Does your professor prefer short and exact answers, or verbose? Did you write slightly off-topic, or made up facts? Answers should have a solid structure (phenomenon/system in general -> a subsystem in detail -> short conclusion).
>>8717163
Yep, I draw every diagram in the textbook so as I can draw it out and label it in the exam if needed.
I drew out the whole Krebs cycle in my A level exams, got full marks for that question.
So I find in bio it's a mix of understanding underlying concepts, which if you are not a brainlet you should be able to do, and being able to regurgitate diagrams with pinpoint accuracy to help you remember/explain certain processes.
>>8717119
I knew a guy who studied twice as much as most people in class, and consistently scored the lowest on exams (like 10%). He didn't understand why he was doing poorly, so I asked him about how he spent his time studying. He said he would write out every question word for word in a notebook before answering them. A lot of the textbook questions were 2+ paragraphs long.

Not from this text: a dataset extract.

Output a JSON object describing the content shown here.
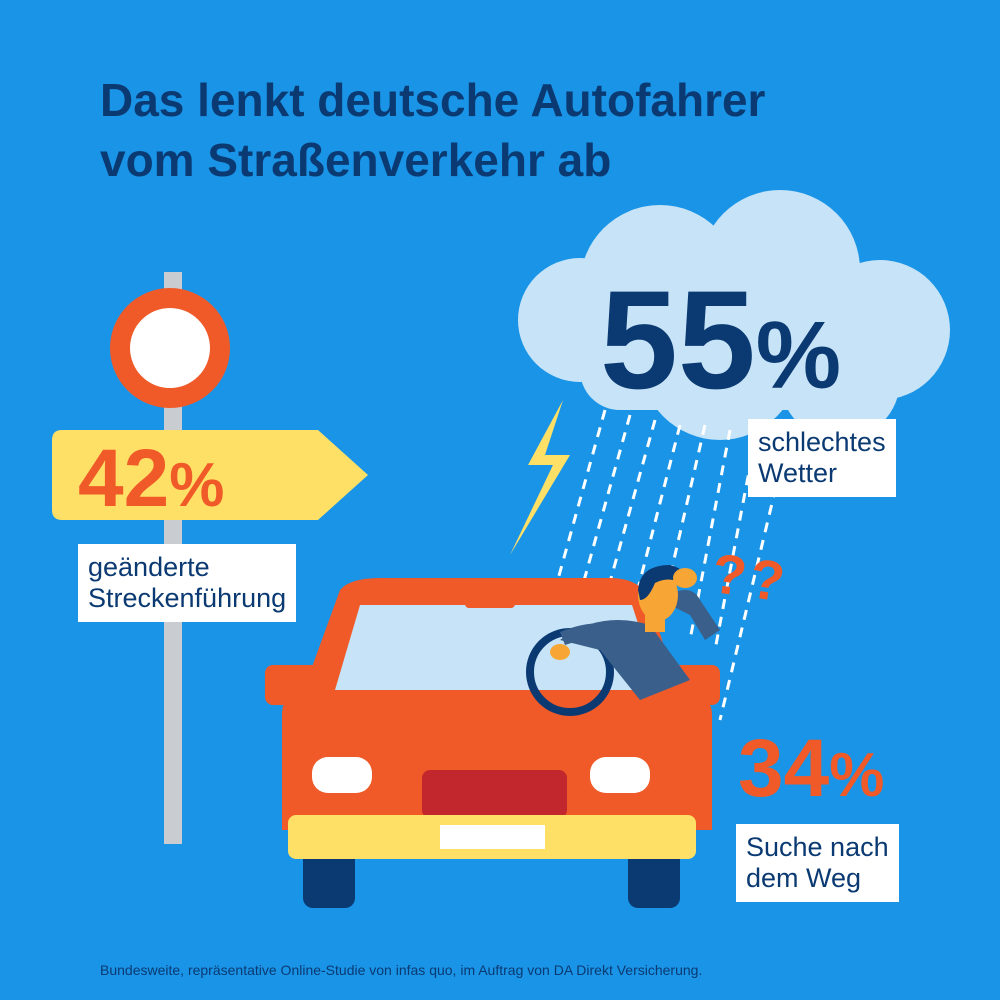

I told him it was a waste of time, and he said he did it because his genchem professor taught him to do that. He also did questions with the solution manual open. I told him that wasn't a good idea, and he looked at me like I was an alien. Most recently I think he got the lowest score on our first pchem exam, and he just dropped it. Haven't seen him since.
pic unrelated
>>8717163
>crashcourse videos
there's your problem, anon
>>8717170
Actually yes, now I remember being confused during the exam cause the teacher assistant would walk by us and give us advice, he'd take a look at my sheet and tell me to be more concise, that that thing was unecessary, remove that, etc.
That's not how I usually do in my other biology classes, I just let my mind go and write down all the things I remember for a particular question with a rough structure. That could've been detrimental, I'll see next week when we'll be able to take a look at our exams
>>8717225
They're not that bad, are they ?
It helped me grasp the concepts better I believe
>>8717261
In my opinion they are bad because you don't actually learn the material since you lack application, but I don't know about Biology
>>8717119
>never study
>skip classes half the time
>still get a's and b's
I like watching this shit on youtube for fun. At 3-4x speed.